Peel and dice the onions, garlic and fruit. Set aside. Heat oil in a medium pot. Saute onion, garlic and rice until rice is opaque. Combine achiote paste, orange and lemon juice to make a paste. Add to the rice. Pour in vegetable stock, cover and bring to a boil. Reduce heat and simmer until the liquid has reduced to just above the level of the rice, about ten minutes. Add diced fruit and herbs. Replace lid. Finish cooking rice. Remove from heat and cool rice mixture.
Gently fill chiles and place cut side down on a baking sheet. Cover with foil and heat in a 250 degree oven until warm all the way through.

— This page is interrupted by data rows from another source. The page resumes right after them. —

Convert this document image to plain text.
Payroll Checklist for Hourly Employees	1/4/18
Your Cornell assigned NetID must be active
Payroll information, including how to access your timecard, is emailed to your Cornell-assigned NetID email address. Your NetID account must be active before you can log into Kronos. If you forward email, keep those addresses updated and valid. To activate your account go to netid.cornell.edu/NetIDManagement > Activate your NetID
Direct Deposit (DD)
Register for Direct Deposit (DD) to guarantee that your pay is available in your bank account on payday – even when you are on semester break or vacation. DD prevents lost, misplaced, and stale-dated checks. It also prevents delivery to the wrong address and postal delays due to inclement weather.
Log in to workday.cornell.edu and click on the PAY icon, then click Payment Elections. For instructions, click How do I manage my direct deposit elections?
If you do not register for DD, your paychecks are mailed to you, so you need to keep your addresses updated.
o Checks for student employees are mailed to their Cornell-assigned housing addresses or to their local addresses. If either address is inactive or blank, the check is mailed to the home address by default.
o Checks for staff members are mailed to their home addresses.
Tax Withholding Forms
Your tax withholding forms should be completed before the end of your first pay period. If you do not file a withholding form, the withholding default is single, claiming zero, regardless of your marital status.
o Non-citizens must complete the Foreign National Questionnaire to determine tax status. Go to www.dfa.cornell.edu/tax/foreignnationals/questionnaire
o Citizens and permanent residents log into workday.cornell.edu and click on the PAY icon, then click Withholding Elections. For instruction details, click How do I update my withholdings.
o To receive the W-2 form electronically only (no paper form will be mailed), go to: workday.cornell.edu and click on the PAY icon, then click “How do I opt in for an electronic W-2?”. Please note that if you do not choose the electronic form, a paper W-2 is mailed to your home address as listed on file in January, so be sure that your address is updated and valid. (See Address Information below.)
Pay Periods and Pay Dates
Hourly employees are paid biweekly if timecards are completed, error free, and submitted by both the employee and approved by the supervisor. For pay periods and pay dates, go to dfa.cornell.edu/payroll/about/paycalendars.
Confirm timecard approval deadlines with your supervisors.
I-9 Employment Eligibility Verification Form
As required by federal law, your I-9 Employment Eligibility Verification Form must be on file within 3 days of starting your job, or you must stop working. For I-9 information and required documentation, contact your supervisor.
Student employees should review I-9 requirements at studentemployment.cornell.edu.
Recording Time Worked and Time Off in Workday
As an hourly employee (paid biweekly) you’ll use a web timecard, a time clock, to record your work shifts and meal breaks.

Prepare sauce by heating a large saute pan over medium high heat. Lightly toast the sliced almonds in the dry pan to bring out their flavor but, do not brown them. Add milk, sherry, and cream. Bring to a boil and reduce until the sauce coats the back of a spoon. Add salt and sugar to taste. The sauce should not be sweet, the sugar should only bring out the flavor of the almonds.
Plate the stuffed chiles on a large platter. Cover the chiles half way so that the half nearest the stem is uncovered and green.
Garnish with pomegranate seeds.
Note- The chiles may be roasted and peeled a day or two in advance. The filling can also be made a head. Do not stuff them until the day you are serving them. Bring the chiles and the filling to room temperature before stuffing the chiles. Heat through just before serving.
The sauce can be made early and reheated just before serving. If the sauce becomes too thick, thin it with a little milk or cream.